There’s this journal that I gave my dad a few years ago. I asked him to record his story for me since I knew it was an important one and I had a hard time piecing together the vignettes he had shared. He finished the journal in 2008 and I retrieved it from him so I could transcribe it. He needs it back so he could write the second volume. It’s the only copy and it serves as references and triggers for his memories. I have to shamefully admit to you that I started to transcribe but had forgotten about the project all together for years now. It proved to be harder than I anticipated because though, Vietnamese uses script lettering, I cannot read my dad’s handwriting. I can read his English well because I know the language but not knowing how to read Vietnamese makes it next to impossible to decipher his squiggles.
I am making the complete transcription of this first volume (with highlighted marks and post-its bookmarking the words I can’t decipher) a resolution in 2013. I’m sharing a small snippet of what little I already had archived.
For a little background on my dad’s life story, you can read this post about his necklace.
My dad was worried about Viet Minh (Vietnamese Communist). At night after the French army retreated to their base, the Viet Minh guerrillas would come to whoever could speak French or had served the former government. They would tie the victim and lead him away mostly to a river to “mo tom†(shrimping). The victim was tied to a rock covered with a cloth bag and thrown into the river. Every night, after pulling some bamboo trees to barricade the front entry, my dad stood inside the house peering through the crack of the window and planned to run through the back if the guerrillas ever came.

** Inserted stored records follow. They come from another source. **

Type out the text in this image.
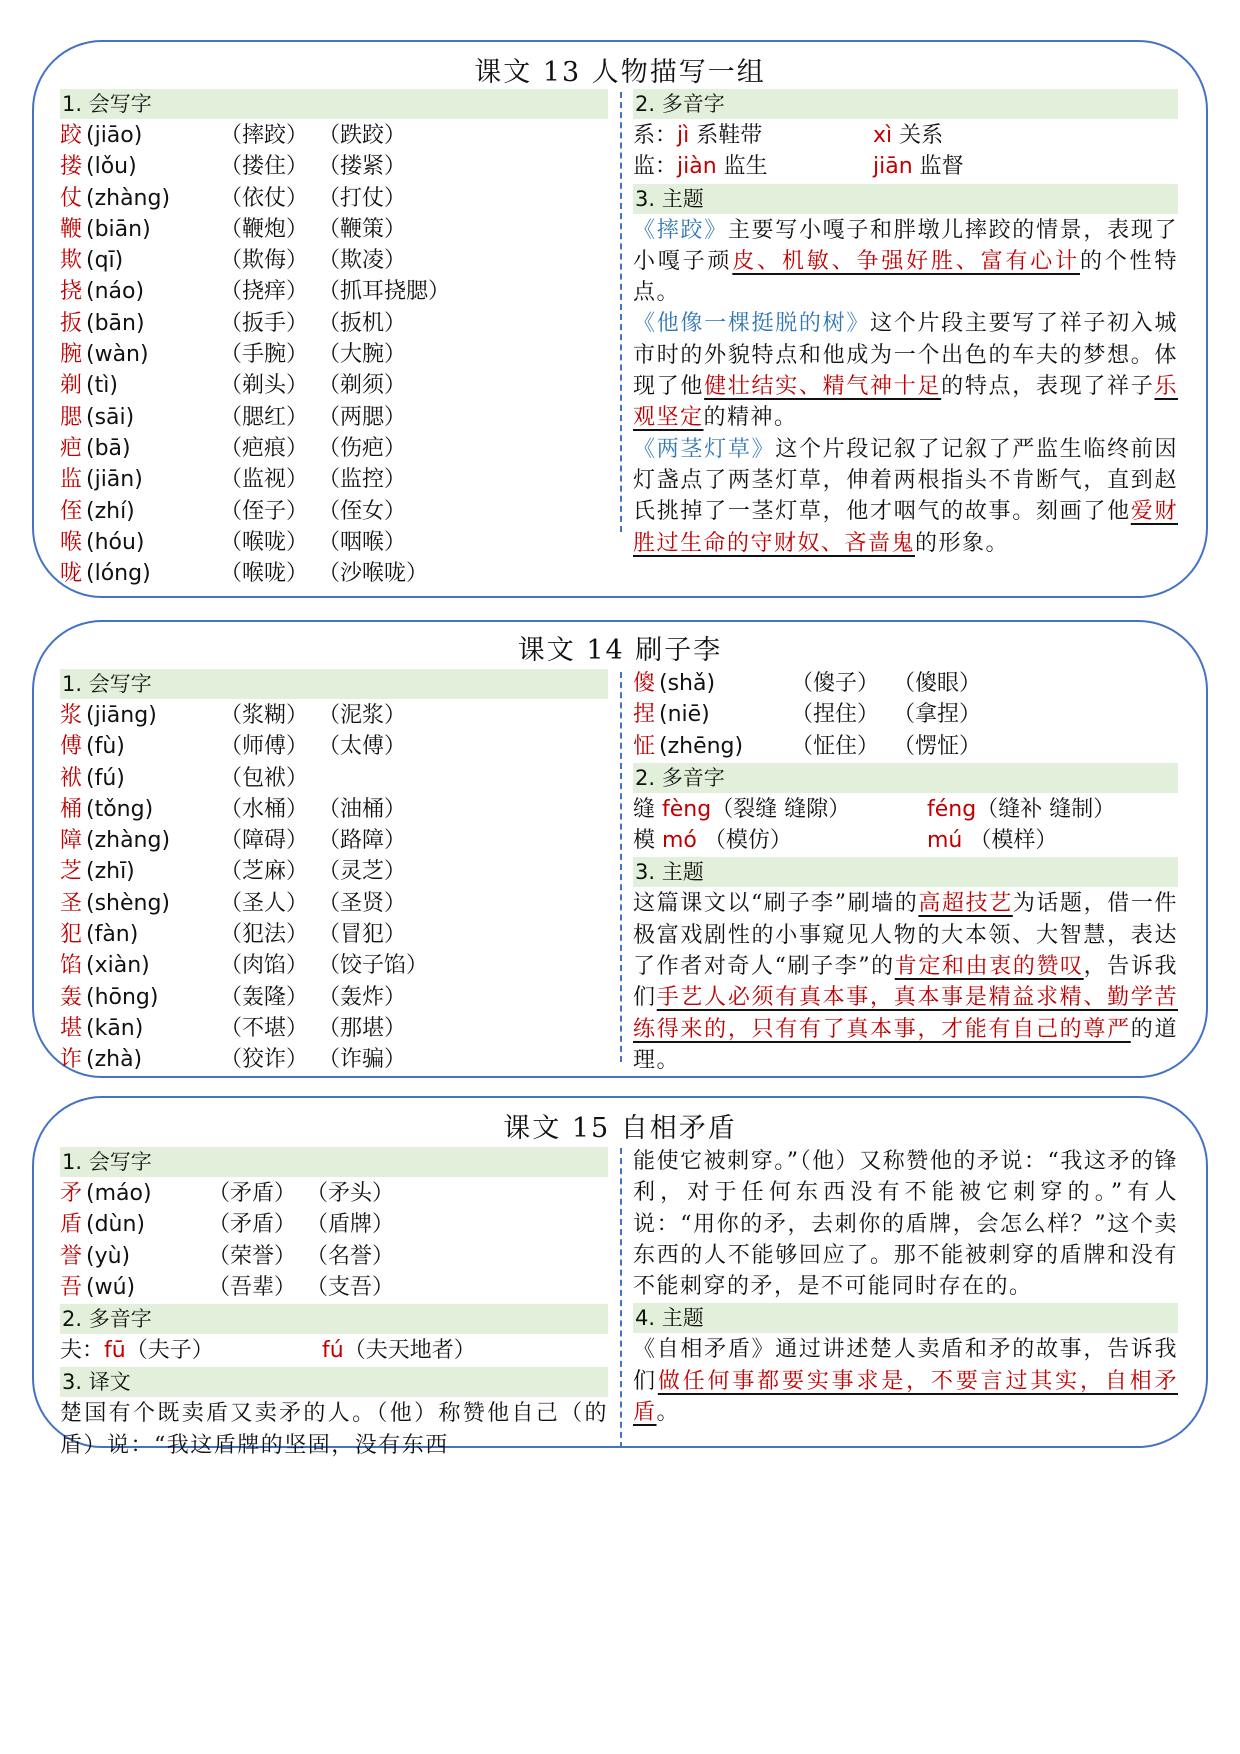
课文 13 人物描写一组
1. 会写字
跤 (jiāo)	（摔跤） （跌跤）
搂 (lǒu)	（搂住） （搂紧）
仗 (zhàng) （依仗） （打仗）
鞭 (biān)	（鞭炮） （鞭策）
欺 (qī)	（欺侮） （欺凌）
挠 (náo)	（挠痒） （抓耳挠腮）
扳 (bān)	（扳手） （扳机）
腕 (wàn)	（手腕） （大腕）
剃 (tì)	（剃头） （剃须）
腮 (sāi)	（腮红） （两腮）
疤 (bā)	（疤痕） （伤疤）
监 (jiān)	（监视） （监控）
侄 (zhí)	（侄子） （侄女）
喉 (hóu)	（喉咙） （咽喉）
咙 (lóng)	（喉咙） （沙喉咙）
2. 多音字
系：jì 系鞋带	xì 关系
监：jiàn 监生	jiān 监督
3. 主题
《摔跤》主要写小嘎子和胖墩儿摔跤的情景，表现了小嘎子顽皮、机敏、争强好胜、富有心计的个性特点。
《他像一棵挺脱的树》这个片段主要写了祥子初入城市时的外貌特点和他成为一个出色的车夫的梦想。体现了他健壮结实、精气神十足的特点，表现了祥子乐观坚定的精神。
《两茎灯草》这个片段记叙了记叙了严监生临终前因灯盏点了两茎灯草，伸着两根指头不肯断气，直到赵氏挑掉了一茎灯草，他才咽气的故事。刻画了他爱财胜过生命的守财奴、吝啬鬼的形象。
课文 14 刷子李
1. 会写字
浆 (jiāng)	（浆糊） （泥浆）
傅 (fù)	（师傅） （太傅）
袱 (fú)	（包袱）
桶 (tǒng)	（水桶） （油桶）
障 (zhàng) （障碍） （路障）
芝 (zhī)	（芝麻） （灵芝）
圣 (shèng) （圣人） （圣贤）
犯 (fàn)	（犯法） （冒犯）
馅 (xiàn)	（肉馅） （饺子馅）
轰 (hōng)	（轰隆） （轰炸）
堪 (kān)	（不堪） （那堪）
诈 (zhà)	（狡诈） （诈骗）
傻 (shǎ)	（傻子） （傻眼）
捏 (niē)	（捏住） （拿捏）
怔 (zhēng) （怔住） （愣怔）
2. 多音字
缝 fèng（裂缝 缝隙）	féng（缝补 缝制）
模 mó （模仿）	mú （模样）
3. 主题
这篇课文以“刷子李”刷墙的高超技艺为话题，借一件极富戏剧性的小事窥见人物的大本领、大智慧，表达了作者对奇人“刷子李”的肯定和由衷的赞叹，告诉我们手艺人必须有真本事，真本事是精益求精、勤学苦练得来的，只有有了真本事，才能有自己的尊严的道理。
课文 15 自相矛盾
1. 会写字
矛 (máo)	（矛盾） （矛头）
盾 (dùn)	（矛盾） （盾牌）
誉 (yù)	（荣誉） （名誉）
吾 (wú)	（吾辈） （支吾）
2. 多音字
夫：fū（夫子）	fú（夫天地者）
3. 译文
楚国有个既卖盾又卖矛的人。（他）称赞他自己（的盾）说：“我这盾牌的坚固，没有东西
能使它被刺穿。”（他）又称赞他的矛说：“我这矛的锋利，对于任何东西没有不能被它刺穿的。”有人说：“用你的矛，去刺你的盾牌，会怎么样？”这个卖东西的人不能够回应了。那不能被刺穿的盾牌和没有不能刺穿的矛，是不可能同时存在的。
4. 主题
《自相矛盾》通过讲述楚人卖盾和矛的故事，告诉我们做任何事都要实事求是，不要言过其实，自相矛盾。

We escaped from our village one day to go to Thai Binh, the main district under the protection of French Army and Vietnamese non-communist government. I remembered my dad carried me and my sister followed behind. I was wearing my mom’s light sweater and the clay road was zigzagged with deep trenches that the communists had dug to slow down the French tanks.
I didn’t remember where we stayed in Thai Binh, and for how long. Must be a short time, two or three weeks. First time I ate fried noodle in a restaurant! And loved it so much. Unfortunately, one time we were eating there, and one young man came to our table and cleared some dishes away. That made my dad angry and we never came back. I missed that noodle.